Maman, doux surnom de Mme Henriette HOP, gère un orphelinat à Matomb, Cameroun.
Et vous, que feriez-vous de plus avec 5 dollars ?
Maman lève les sourcils et répète : « Avec 3000 CFA ? Ah mais oui… ». Elle sourit même, tellement la réponse lui paraît évidente.
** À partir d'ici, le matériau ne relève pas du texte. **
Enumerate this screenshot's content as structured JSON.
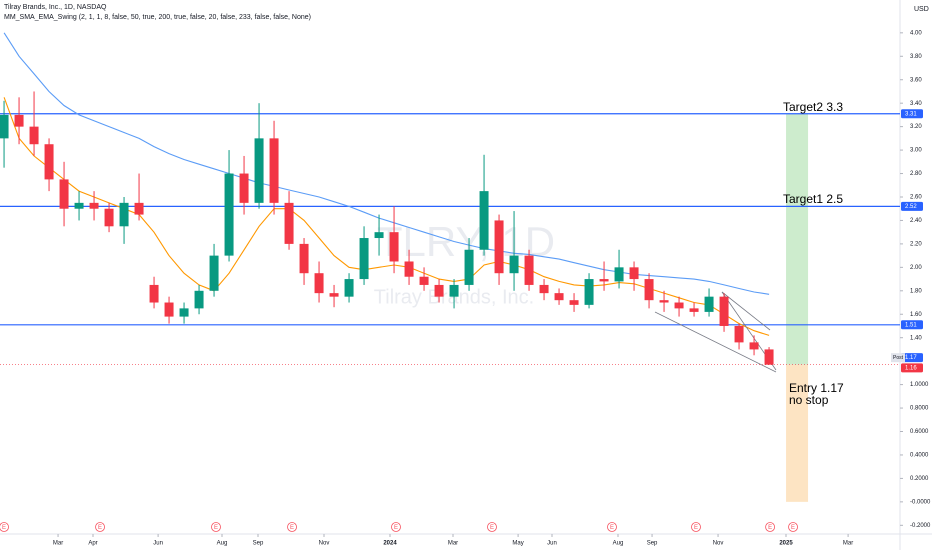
{
  "chart_data": {
    "type": "candlestick",
    "title": "Tilray Brands, Inc., 1D, NASDAQ",
    "indicator": "MM_SMA_EMA_Swing (2, 1, 1, 8, false, 50, true, 200, true, false, 20, false, 233, false, false, None)",
    "currency": "USD",
    "watermark": "TLRY, 1D",
    "watermark_name": "Tilray Brands, Inc.",
    "ylim": [
      -0.24,
      4.28
    ],
    "yticks": [
      {
        "value": 4,
        "label": "4.00"
      },
      {
        "value": 3.8,
        "label": "3.80"
      },
      {
        "value": 3.6,
        "label": "3.60"
      },
      {
        "value": 3.4,
        "label": "3.40"
      },
      {
        "value": 3.2,
        "label": "3.20"
      },
      {
        "value": 3,
        "label": "3.00"
      },
      {
        "value": 2.8,
        "label": "2.80"
      },
      {
        "value": 2.6,
        "label": "2.60"
      },
      {
        "value": 2.4,
        "label": "2.40"
      },
      {
        "value": 2.2,
        "label": "2.20"
      },
      {
        "value": 2,
        "label": "2.00"
      },
      {
        "value": 1.8,
        "label": "1.80"
      },
      {
        "value": 1.6,
        "label": "1.60"
      },
      {
        "value": 1.4,
        "label": "1.40"
      },
      {
        "value": 1,
        "label": "1.0000"
      },
      {
        "value": 0.8,
        "label": "0.8000"
      },
      {
        "value": 0.6,
        "label": "0.6000"
      },
      {
        "value": 0.4,
        "label": "0.4000"
      },
      {
        "value": 0.2,
        "label": "0.2000"
      },
      {
        "value": 0,
        "label": "-0.0000"
      },
      {
        "value": -0.2,
        "label": "-0.2000"
      }
    ],
    "xlim": [
      -0.27,
      59.73
    ],
    "xticks": [
      {
        "value": 3.6,
        "label": "Mar"
      },
      {
        "value": 5.93,
        "label": "Apr"
      },
      {
        "value": 10.27,
        "label": "Jun"
      },
      {
        "value": 14.53,
        "label": "Aug"
      },
      {
        "value": 16.93,
        "label": "Sep"
      },
      {
        "value": 21.33,
        "label": "Nov"
      },
      {
        "value": 25.73,
        "label": "2024"
      },
      {
        "value": 29.93,
        "label": "Mar"
      },
      {
        "value": 34.27,
        "label": "May"
      },
      {
        "value": 36.53,
        "label": "Jun"
      },
      {
        "value": 40.93,
        "label": "Aug"
      },
      {
        "value": 43.2,
        "label": "Sep"
      },
      {
        "value": 47.6,
        "label": "Nov"
      },
      {
        "value": 52.13,
        "label": "2025"
      },
      {
        "value": 56.27,
        "label": "Mar"
      }
    ],
    "up_color": "#089981",
    "down_color": "#f23645",
    "candles": [
      {
        "open": 3.1,
        "high": 3.42,
        "low": 2.85,
        "close": 3.3
      },
      {
        "open": 3.3,
        "high": 3.45,
        "low": 3.05,
        "close": 3.2
      },
      {
        "open": 3.2,
        "high": 3.5,
        "low": 2.95,
        "close": 3.05
      },
      {
        "open": 3.05,
        "high": 3.1,
        "low": 2.65,
        "close": 2.75
      },
      {
        "open": 2.75,
        "high": 2.9,
        "low": 2.35,
        "close": 2.5
      },
      {
        "open": 2.5,
        "high": 2.65,
        "low": 2.4,
        "close": 2.55
      },
      {
        "open": 2.55,
        "high": 2.65,
        "low": 2.4,
        "close": 2.5
      },
      {
        "open": 2.5,
        "high": 2.55,
        "low": 2.3,
        "close": 2.35
      },
      {
        "open": 2.35,
        "high": 2.6,
        "low": 2.2,
        "close": 2.55
      },
      {
        "open": 2.55,
        "high": 2.8,
        "low": 2.4,
        "close": 2.45
      },
      {
        "open": 1.85,
        "high": 1.92,
        "low": 1.65,
        "close": 1.7
      },
      {
        "open": 1.7,
        "high": 1.75,
        "low": 1.52,
        "close": 1.58
      },
      {
        "open": 1.58,
        "high": 1.7,
        "low": 1.52,
        "close": 1.65
      },
      {
        "open": 1.65,
        "high": 1.85,
        "low": 1.6,
        "close": 1.8
      },
      {
        "open": 1.8,
        "high": 2.2,
        "low": 1.75,
        "close": 2.1
      },
      {
        "open": 2.1,
        "high": 3.0,
        "low": 2.05,
        "close": 2.8
      },
      {
        "open": 2.8,
        "high": 2.95,
        "low": 2.45,
        "close": 2.55
      },
      {
        "open": 2.55,
        "high": 3.4,
        "low": 2.5,
        "close": 3.1
      },
      {
        "open": 3.1,
        "high": 3.25,
        "low": 2.45,
        "close": 2.55
      },
      {
        "open": 2.55,
        "high": 2.65,
        "low": 2.15,
        "close": 2.2
      },
      {
        "open": 2.2,
        "high": 2.25,
        "low": 1.85,
        "close": 1.95
      },
      {
        "open": 1.95,
        "high": 2.05,
        "low": 1.7,
        "close": 1.78
      },
      {
        "open": 1.78,
        "high": 1.85,
        "low": 1.66,
        "close": 1.75
      },
      {
        "open": 1.75,
        "high": 1.95,
        "low": 1.7,
        "close": 1.9
      },
      {
        "open": 1.9,
        "high": 2.35,
        "low": 1.85,
        "close": 2.25
      },
      {
        "open": 2.25,
        "high": 2.45,
        "low": 2.1,
        "close": 2.3
      },
      {
        "open": 2.3,
        "high": 2.52,
        "low": 1.95,
        "close": 2.05
      },
      {
        "open": 2.05,
        "high": 2.15,
        "low": 1.85,
        "close": 1.92
      },
      {
        "open": 1.92,
        "high": 2.0,
        "low": 1.8,
        "close": 1.85
      },
      {
        "open": 1.85,
        "high": 1.9,
        "low": 1.7,
        "close": 1.75
      },
      {
        "open": 1.75,
        "high": 1.9,
        "low": 1.65,
        "close": 1.85
      },
      {
        "open": 1.85,
        "high": 2.25,
        "low": 1.8,
        "close": 2.15
      },
      {
        "open": 2.15,
        "high": 2.96,
        "low": 2.1,
        "close": 2.65
      },
      {
        "open": 2.4,
        "high": 2.45,
        "low": 1.85,
        "close": 1.95
      },
      {
        "open": 1.95,
        "high": 2.48,
        "low": 1.8,
        "close": 2.1
      },
      {
        "open": 2.1,
        "high": 2.15,
        "low": 1.8,
        "close": 1.85
      },
      {
        "open": 1.85,
        "high": 1.9,
        "low": 1.72,
        "close": 1.78
      },
      {
        "open": 1.78,
        "high": 1.82,
        "low": 1.68,
        "close": 1.72
      },
      {
        "open": 1.72,
        "high": 1.78,
        "low": 1.62,
        "close": 1.68
      },
      {
        "open": 1.68,
        "high": 1.95,
        "low": 1.65,
        "close": 1.9
      },
      {
        "open": 1.9,
        "high": 2.05,
        "low": 1.8,
        "close": 1.88
      },
      {
        "open": 1.88,
        "high": 2.15,
        "low": 1.82,
        "close": 2.0
      },
      {
        "open": 2.0,
        "high": 2.05,
        "low": 1.8,
        "close": 1.9
      },
      {
        "open": 1.9,
        "high": 1.95,
        "low": 1.65,
        "close": 1.72
      },
      {
        "open": 1.72,
        "high": 1.8,
        "low": 1.62,
        "close": 1.7
      },
      {
        "open": 1.7,
        "high": 1.75,
        "low": 1.58,
        "close": 1.65
      },
      {
        "open": 1.65,
        "high": 1.7,
        "low": 1.58,
        "close": 1.62
      },
      {
        "open": 1.62,
        "high": 1.82,
        "low": 1.58,
        "close": 1.75
      },
      {
        "open": 1.75,
        "high": 1.78,
        "low": 1.45,
        "close": 1.5
      },
      {
        "open": 1.5,
        "high": 1.52,
        "low": 1.3,
        "close": 1.36
      },
      {
        "open": 1.36,
        "high": 1.42,
        "low": 1.25,
        "close": 1.3
      },
      {
        "open": 1.3,
        "high": 1.32,
        "low": 1.17,
        "close": 1.17
      }
    ],
    "ma_lines": [
      {
        "color": "#ff9800",
        "values": [
          3.45,
          3.1,
          2.95,
          2.85,
          2.75,
          2.65,
          2.6,
          2.55,
          2.5,
          2.45,
          2.3,
          2.1,
          1.95,
          1.85,
          1.8,
          1.95,
          2.15,
          2.35,
          2.5,
          2.5,
          2.4,
          2.25,
          2.1,
          2.0,
          1.98,
          2.0,
          2.02,
          2.0,
          1.95,
          1.9,
          1.88,
          1.9,
          2.02,
          2.05,
          2.02,
          1.98,
          1.92,
          1.88,
          1.85,
          1.84,
          1.85,
          1.87,
          1.86,
          1.82,
          1.78,
          1.74,
          1.7,
          1.68,
          1.6,
          1.52,
          1.46,
          1.42
        ]
      },
      {
        "color": "#5b9cf6",
        "values": [
          4.0,
          3.8,
          3.65,
          3.5,
          3.38,
          3.3,
          3.25,
          3.2,
          3.15,
          3.1,
          3.03,
          2.97,
          2.92,
          2.88,
          2.84,
          2.8,
          2.76,
          2.72,
          2.69,
          2.66,
          2.63,
          2.6,
          2.56,
          2.52,
          2.47,
          2.42,
          2.38,
          2.34,
          2.3,
          2.26,
          2.22,
          2.19,
          2.16,
          2.14,
          2.12,
          2.11,
          2.09,
          2.07,
          2.04,
          2.01,
          1.98,
          1.96,
          1.94,
          1.93,
          1.92,
          1.91,
          1.9,
          1.88,
          1.85,
          1.82,
          1.79,
          1.77
        ]
      }
    ],
    "levels": [
      {
        "value": 3.31,
        "label": "3.31"
      },
      {
        "value": 2.52,
        "label": "2.52"
      },
      {
        "value": 1.51,
        "label": "1.51"
      }
    ],
    "level_color": "#2962ff",
    "price_tags": [
      {
        "value": 1.17,
        "label": "1.17",
        "session": "Post",
        "color": "#2962ff"
      },
      {
        "value": 1.16,
        "label": "1.16",
        "color": "#f23645"
      }
    ],
    "position": {
      "entry": 1.17,
      "target": 3.31,
      "stop": 0,
      "target_color": "#cdeccd",
      "stop_color": "#fde4c3"
    },
    "annotations": {
      "target2": "Target2 3.3",
      "target1": "Target1 2.5",
      "entry": "Entry 1.17",
      "stop": "no stop"
    },
    "events": [
      {
        "x": 0,
        "label": "E"
      },
      {
        "x": 6.4,
        "label": "E"
      },
      {
        "x": 14.13,
        "label": "E"
      },
      {
        "x": 19.2,
        "label": "E"
      },
      {
        "x": 26.13,
        "label": "E"
      },
      {
        "x": 32.53,
        "label": "E"
      },
      {
        "x": 40.53,
        "label": "E"
      },
      {
        "x": 46.13,
        "label": "E"
      },
      {
        "x": 51.07,
        "label": "E"
      },
      {
        "x": 52.6,
        "label": "E"
      }
    ]
  }
}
Pour venir la trouver à Matomb, nous avons dû rouler une heure sous une pluie battante sur l’axe reliant Yaoundé à Douala. La chance a voulu que l’averse soit déjà passée à notre arrivée. Après le tambourinement assourdissant des grosses gouttes de pluie et le ballet incessant des essuie-glaces sur le pare-brise de la voiture, les paisibles chants des oiseaux du soir et des grillons furent enchanteurs.
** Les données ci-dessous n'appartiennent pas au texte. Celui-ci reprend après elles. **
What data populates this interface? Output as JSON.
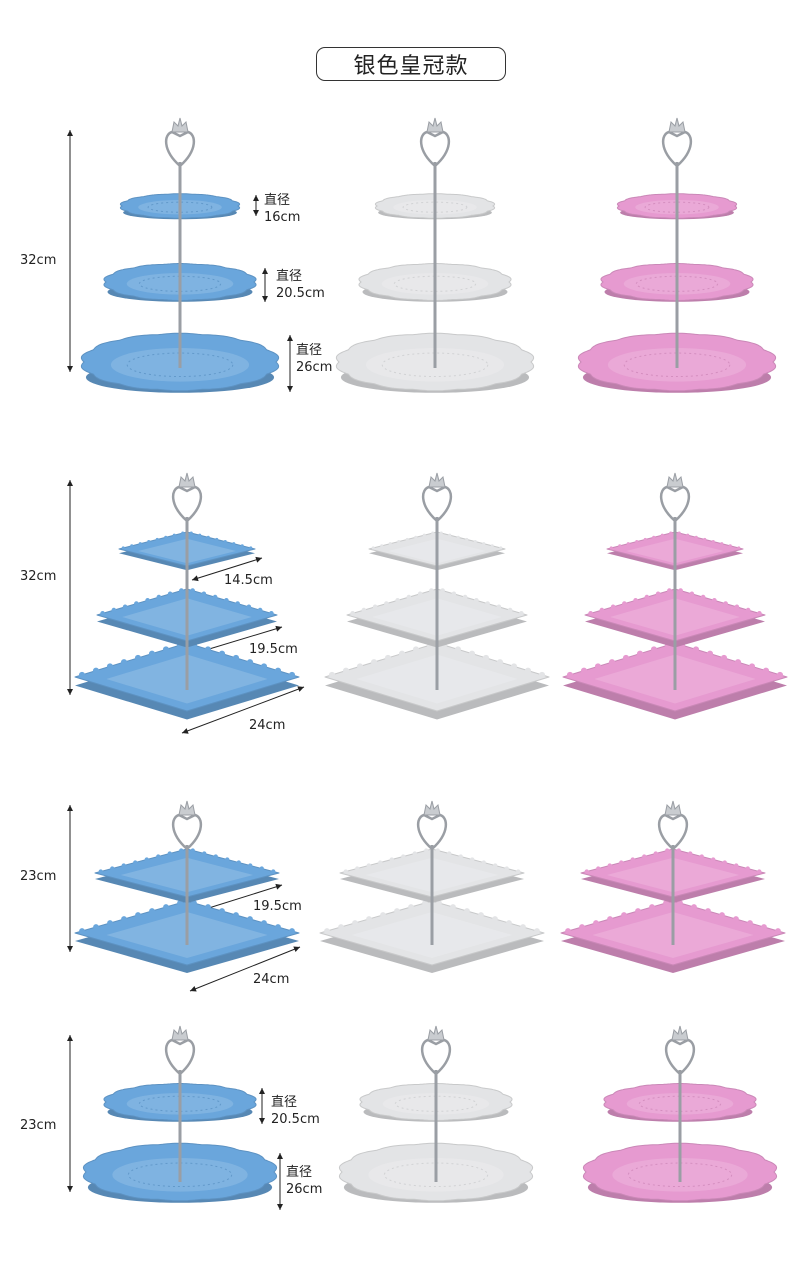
{
  "title": "银色皇冠款",
  "colors": {
    "blue": "#6aa6dc",
    "white": "#e3e4e6",
    "pink": "#e69ad0",
    "silver": "#9a9ea4"
  },
  "variants": [
    "blue",
    "white",
    "pink"
  ],
  "rows": [
    {
      "shape": "round",
      "tiers": 3,
      "height": "32cm",
      "dims": [
        {
          "label": "直径",
          "value": "16cm"
        },
        {
          "label": "直径",
          "value": "20.5cm"
        },
        {
          "label": "直径",
          "value": "26cm"
        }
      ]
    },
    {
      "shape": "square",
      "tiers": 3,
      "height": "32cm",
      "dims": [
        {
          "value": "14.5cm"
        },
        {
          "value": "19.5cm"
        },
        {
          "value": "24cm"
        }
      ]
    },
    {
      "shape": "square",
      "tiers": 2,
      "height": "23cm",
      "dims": [
        {
          "value": "19.5cm"
        },
        {
          "value": "24cm"
        }
      ]
    },
    {
      "shape": "round",
      "tiers": 2,
      "height": "23cm",
      "dims": [
        {
          "label": "直径",
          "value": "20.5cm"
        },
        {
          "label": "直径",
          "value": "26cm"
        }
      ]
    }
  ]
}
« Créer un orphelinat, c’était le souhait de mon mari… »
En la mémoire de son défunt mari et soutenue par sa fille installée en France, Maman a fait sortir de terre un orphelinat. L’ONG Chiala[1], avec l’appui d’ADEPT, a installé un système de filtration de l’eau de forage, la rendant ainsi potable et aux normes. Alors que le technicien procède à la maintenance du système, je discute en aparté avec Maman sur la viabilité de l’orphelinat.
« Ma fille, elle envoie ce qu’elle peut, moi, quand je prends ma pension retraite, moi aussi je fais [ma part, NDLR]. Et en-dehors de ça, je fais des cultures vivrières, je fais les champs. Je cultive du macabo, du manioc […] Je fais du maïs, je fais de l’arachide, ce qu’on peut manger, quoi ! »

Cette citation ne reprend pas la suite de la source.